Recordando a Alberto…

La corrupción, el estrangulamiento de la Justicia, la devastación de los principios republicanos, el uso del Estado para beneficio de los transitorios detentadores del poder, diversos métodos para desprestigiar la libertad de expresión, hacer creer que se combate la pobreza con la limosna y “la mermelada” sistemática, la degradación de los adversarios y un rosario de otras calamidades han llevado a suponer que estos males son incorregibles. Su demoníaca perseverancia ha generado una resignación peligrosa. De ahí las ondulaciones de los discursos políticos y la incertidumbre que nubla nuestro futuro. En este clima se ha consolidado la convicción de que algunos colombianos son brillantes en talento y valores, mientras en conjunto somos incapaces de resolver problemas y encauzar a nuestro alienado pueblo.

Por eso resulta oportuno recordar a un presidente que no buscó aplausos, “el olivo”, cadenas nacionales, ni obsecuencias, que no faltó el respeto a nadie, que impidió los enriquecimientos ilícitos y dejó como herencia un legado ético monumental. En los graves días que transitamos, donde las Farc quieren que liberen a todos los guerrilleros presos, donde el presidente del “olivo” quiere un “Congresito” desde el cual las Farc legislen conjuntamente con las comisiones Primera de cada Cámara, la civilidad está asustada y observa, como nada parece detener y de hecho no los detiene en la profanación de los pilares que conforman la república porque son pilares capaces de hacerlos terminar en la cárcel.

Al respecto, Alberto Lleras C. dijo: “El primero que debe ser controlado es el Estado”. Se refería a un Estado como existía en aquel momento; es decir que aún no había sido ocupado en su totalidad por los gobernantes de turno para su beneficio. Era un Estado separado del Gobierno, al que el Gobierno utiliza para beneficio de la nación, no de sus organizaciones políticas, de los funcionarios adictos y de sus testaferros. No obstante, aun así, debía ser controlado.

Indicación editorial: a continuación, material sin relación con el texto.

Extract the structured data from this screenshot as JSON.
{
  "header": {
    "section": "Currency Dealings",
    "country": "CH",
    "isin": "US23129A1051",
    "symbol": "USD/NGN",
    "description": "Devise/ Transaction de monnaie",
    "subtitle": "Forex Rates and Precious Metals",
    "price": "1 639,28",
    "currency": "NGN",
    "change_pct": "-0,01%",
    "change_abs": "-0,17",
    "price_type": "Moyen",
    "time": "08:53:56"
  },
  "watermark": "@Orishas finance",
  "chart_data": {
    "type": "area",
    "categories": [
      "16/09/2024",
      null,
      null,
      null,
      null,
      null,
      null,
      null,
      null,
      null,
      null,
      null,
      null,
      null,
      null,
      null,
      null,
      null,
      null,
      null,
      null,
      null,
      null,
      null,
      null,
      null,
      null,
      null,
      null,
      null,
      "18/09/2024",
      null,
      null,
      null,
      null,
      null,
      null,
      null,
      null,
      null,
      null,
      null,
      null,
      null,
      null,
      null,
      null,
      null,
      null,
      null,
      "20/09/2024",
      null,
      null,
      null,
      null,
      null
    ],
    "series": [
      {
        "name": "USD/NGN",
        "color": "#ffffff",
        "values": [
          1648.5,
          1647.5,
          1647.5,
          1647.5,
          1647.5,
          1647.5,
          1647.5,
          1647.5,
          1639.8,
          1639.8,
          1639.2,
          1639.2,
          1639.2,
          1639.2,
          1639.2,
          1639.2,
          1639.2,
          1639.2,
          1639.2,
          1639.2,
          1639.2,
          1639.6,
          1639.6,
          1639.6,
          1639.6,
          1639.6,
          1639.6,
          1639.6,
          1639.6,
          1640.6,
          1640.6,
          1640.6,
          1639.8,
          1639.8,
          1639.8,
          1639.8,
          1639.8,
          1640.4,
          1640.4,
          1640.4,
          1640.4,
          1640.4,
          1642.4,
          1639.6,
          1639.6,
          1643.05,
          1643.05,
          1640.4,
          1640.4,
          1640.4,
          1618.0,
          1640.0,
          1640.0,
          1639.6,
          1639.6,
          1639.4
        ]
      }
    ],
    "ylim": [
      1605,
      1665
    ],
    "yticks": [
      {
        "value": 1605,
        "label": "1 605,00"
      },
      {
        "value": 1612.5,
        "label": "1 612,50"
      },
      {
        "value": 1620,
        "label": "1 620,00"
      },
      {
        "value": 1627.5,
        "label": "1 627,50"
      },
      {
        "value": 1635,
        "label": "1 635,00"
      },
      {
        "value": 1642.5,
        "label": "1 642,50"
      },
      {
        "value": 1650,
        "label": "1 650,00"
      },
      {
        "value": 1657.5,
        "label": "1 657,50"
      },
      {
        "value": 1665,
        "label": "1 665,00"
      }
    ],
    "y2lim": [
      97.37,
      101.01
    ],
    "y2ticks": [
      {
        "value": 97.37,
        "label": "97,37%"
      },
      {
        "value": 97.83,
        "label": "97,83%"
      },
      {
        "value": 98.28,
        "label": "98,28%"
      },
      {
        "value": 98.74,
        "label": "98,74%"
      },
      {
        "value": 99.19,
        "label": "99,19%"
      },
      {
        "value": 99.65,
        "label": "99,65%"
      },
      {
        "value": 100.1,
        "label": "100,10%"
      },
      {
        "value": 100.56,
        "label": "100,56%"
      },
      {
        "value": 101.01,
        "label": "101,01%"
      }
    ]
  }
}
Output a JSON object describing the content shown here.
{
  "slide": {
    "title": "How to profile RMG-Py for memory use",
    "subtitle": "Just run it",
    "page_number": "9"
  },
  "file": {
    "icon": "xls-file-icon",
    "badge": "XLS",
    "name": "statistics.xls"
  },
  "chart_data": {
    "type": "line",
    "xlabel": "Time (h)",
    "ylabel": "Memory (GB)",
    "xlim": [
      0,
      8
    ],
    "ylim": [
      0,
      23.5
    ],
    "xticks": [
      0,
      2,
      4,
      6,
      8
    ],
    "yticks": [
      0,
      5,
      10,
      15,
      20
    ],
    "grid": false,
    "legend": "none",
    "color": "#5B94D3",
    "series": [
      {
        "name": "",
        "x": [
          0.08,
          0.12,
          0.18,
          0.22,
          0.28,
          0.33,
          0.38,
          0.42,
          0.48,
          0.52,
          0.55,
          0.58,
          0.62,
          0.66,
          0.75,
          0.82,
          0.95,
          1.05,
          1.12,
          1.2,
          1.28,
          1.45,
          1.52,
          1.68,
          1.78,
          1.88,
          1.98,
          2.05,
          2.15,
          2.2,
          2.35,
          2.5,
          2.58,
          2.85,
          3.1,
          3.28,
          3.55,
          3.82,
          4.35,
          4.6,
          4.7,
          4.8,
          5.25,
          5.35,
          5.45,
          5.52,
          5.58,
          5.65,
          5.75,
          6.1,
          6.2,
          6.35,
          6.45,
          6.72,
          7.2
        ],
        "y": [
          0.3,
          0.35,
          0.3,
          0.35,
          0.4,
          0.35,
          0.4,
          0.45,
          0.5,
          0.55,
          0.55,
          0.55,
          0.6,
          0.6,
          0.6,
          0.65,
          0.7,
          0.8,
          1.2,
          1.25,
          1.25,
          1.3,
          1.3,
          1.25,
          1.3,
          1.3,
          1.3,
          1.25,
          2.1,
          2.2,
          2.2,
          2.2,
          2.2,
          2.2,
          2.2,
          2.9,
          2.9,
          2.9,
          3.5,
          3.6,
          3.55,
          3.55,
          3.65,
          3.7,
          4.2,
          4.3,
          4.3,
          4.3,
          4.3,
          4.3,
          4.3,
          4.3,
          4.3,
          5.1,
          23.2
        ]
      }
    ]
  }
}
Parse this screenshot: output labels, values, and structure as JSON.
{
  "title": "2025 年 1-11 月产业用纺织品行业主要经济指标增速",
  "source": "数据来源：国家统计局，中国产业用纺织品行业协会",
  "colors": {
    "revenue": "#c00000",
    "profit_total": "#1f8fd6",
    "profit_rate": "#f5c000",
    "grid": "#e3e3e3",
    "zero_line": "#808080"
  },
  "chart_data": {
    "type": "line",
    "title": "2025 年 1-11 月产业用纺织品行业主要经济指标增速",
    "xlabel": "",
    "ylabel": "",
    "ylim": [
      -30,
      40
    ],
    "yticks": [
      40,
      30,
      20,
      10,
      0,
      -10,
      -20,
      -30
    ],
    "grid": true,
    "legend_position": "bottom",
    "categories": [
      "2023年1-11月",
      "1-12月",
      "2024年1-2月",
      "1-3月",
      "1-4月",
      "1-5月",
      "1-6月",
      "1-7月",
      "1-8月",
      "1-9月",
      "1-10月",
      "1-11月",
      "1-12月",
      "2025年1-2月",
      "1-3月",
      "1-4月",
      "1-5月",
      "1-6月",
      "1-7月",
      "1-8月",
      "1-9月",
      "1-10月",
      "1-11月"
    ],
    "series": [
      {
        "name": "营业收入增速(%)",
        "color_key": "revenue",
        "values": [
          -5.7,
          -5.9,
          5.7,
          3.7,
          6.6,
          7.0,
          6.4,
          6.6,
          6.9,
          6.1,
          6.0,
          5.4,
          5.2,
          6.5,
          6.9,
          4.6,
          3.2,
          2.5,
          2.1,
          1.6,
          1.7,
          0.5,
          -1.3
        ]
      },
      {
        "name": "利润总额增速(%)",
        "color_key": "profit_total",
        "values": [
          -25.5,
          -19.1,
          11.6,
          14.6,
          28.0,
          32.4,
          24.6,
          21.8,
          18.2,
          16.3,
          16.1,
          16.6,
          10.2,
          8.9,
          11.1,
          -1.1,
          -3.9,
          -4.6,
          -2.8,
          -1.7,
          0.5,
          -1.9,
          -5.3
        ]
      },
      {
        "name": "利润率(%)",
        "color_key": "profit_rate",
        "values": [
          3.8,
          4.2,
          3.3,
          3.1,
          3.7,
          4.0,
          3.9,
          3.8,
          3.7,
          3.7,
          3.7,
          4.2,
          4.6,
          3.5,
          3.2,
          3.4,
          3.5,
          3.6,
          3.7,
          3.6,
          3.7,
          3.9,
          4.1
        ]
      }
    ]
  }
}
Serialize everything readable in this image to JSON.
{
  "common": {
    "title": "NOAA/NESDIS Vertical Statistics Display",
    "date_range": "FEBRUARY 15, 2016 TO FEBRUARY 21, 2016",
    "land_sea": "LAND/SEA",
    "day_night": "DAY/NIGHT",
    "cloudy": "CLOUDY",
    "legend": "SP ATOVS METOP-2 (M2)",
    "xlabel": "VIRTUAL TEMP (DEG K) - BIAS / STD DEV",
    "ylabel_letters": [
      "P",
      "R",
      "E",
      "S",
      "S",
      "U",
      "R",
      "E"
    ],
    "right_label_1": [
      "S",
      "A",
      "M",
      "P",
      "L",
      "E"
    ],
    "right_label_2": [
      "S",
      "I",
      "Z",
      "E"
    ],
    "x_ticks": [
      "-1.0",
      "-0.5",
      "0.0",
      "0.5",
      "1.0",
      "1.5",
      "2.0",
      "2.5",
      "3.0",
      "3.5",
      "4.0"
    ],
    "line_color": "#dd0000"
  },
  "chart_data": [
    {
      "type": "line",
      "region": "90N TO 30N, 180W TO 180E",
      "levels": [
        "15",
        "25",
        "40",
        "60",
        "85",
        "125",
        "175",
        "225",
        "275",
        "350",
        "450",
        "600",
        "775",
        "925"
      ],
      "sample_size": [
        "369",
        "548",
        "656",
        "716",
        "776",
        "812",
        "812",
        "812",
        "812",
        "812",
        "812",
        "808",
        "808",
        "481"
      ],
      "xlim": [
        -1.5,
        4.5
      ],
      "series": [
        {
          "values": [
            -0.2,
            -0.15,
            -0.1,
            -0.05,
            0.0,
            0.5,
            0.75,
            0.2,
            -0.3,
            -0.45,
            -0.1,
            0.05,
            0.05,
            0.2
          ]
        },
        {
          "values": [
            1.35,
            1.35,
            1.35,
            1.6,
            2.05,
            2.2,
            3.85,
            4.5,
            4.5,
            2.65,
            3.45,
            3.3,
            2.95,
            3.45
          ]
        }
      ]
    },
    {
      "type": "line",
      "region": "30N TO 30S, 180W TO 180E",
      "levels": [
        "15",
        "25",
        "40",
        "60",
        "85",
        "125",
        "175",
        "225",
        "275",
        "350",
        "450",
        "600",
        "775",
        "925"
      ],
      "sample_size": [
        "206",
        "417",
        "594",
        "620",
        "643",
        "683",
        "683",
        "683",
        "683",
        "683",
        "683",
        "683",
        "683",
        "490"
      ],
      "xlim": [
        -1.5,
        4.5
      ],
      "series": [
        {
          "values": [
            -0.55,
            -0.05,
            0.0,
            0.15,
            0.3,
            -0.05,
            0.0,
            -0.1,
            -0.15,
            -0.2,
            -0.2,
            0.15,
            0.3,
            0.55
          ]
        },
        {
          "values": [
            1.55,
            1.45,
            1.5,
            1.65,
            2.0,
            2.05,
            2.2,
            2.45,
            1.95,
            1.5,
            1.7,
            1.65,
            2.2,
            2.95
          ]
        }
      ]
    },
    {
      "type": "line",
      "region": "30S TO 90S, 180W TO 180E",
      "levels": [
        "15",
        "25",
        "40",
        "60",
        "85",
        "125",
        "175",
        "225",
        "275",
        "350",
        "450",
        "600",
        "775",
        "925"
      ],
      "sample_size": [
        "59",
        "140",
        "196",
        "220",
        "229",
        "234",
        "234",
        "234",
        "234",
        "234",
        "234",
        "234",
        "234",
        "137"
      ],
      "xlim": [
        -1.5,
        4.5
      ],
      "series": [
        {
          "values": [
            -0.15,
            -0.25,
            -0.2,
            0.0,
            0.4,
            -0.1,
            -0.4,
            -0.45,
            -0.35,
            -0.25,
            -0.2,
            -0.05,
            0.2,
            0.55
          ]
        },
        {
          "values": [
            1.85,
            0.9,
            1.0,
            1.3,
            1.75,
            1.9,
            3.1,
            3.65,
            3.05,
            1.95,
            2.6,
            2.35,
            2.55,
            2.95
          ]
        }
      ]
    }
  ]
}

Añadió, días después, esto: “El Estado no tiene por qué hacerlo todo. El Gobierno no debe controlar el país. Debe, sí, ejercer cierto control para evitar una organización no funcional de la economía, y debe, también, ejercer cierto control sobre el futuro, sobre el planeamiento”. “Hay que desconfiar de una democracia donde el presidente de la nación es el personaje más importante del país. Hay que desconfiar de una democracia donde el presidente dice lo que se le antoja. O donde el presidente afirma todos los días que va a conseguir la felicidad del pueblo, que va a resolver, él solo, todos los problemas de los colombianos. La democracia no se compadece con el que pide confianza en él, en su capacidad o en la supuesta ayuda que recibirá para solucionar personalmente los problemas de la República”. El tener solo una idea en la mente, obstinarse en ella, pues la no consecución de esa meta equivaldría al fracaso, es una perturbación mental.

Resuena con fuerza esa frase de Lleras Camargo: “Hay que desconfiar de una democracia donde el presidente de la nación es el personaje más importante del país. Hay que desconfiar de una democracia donde el presidente dice lo que se le antoja”.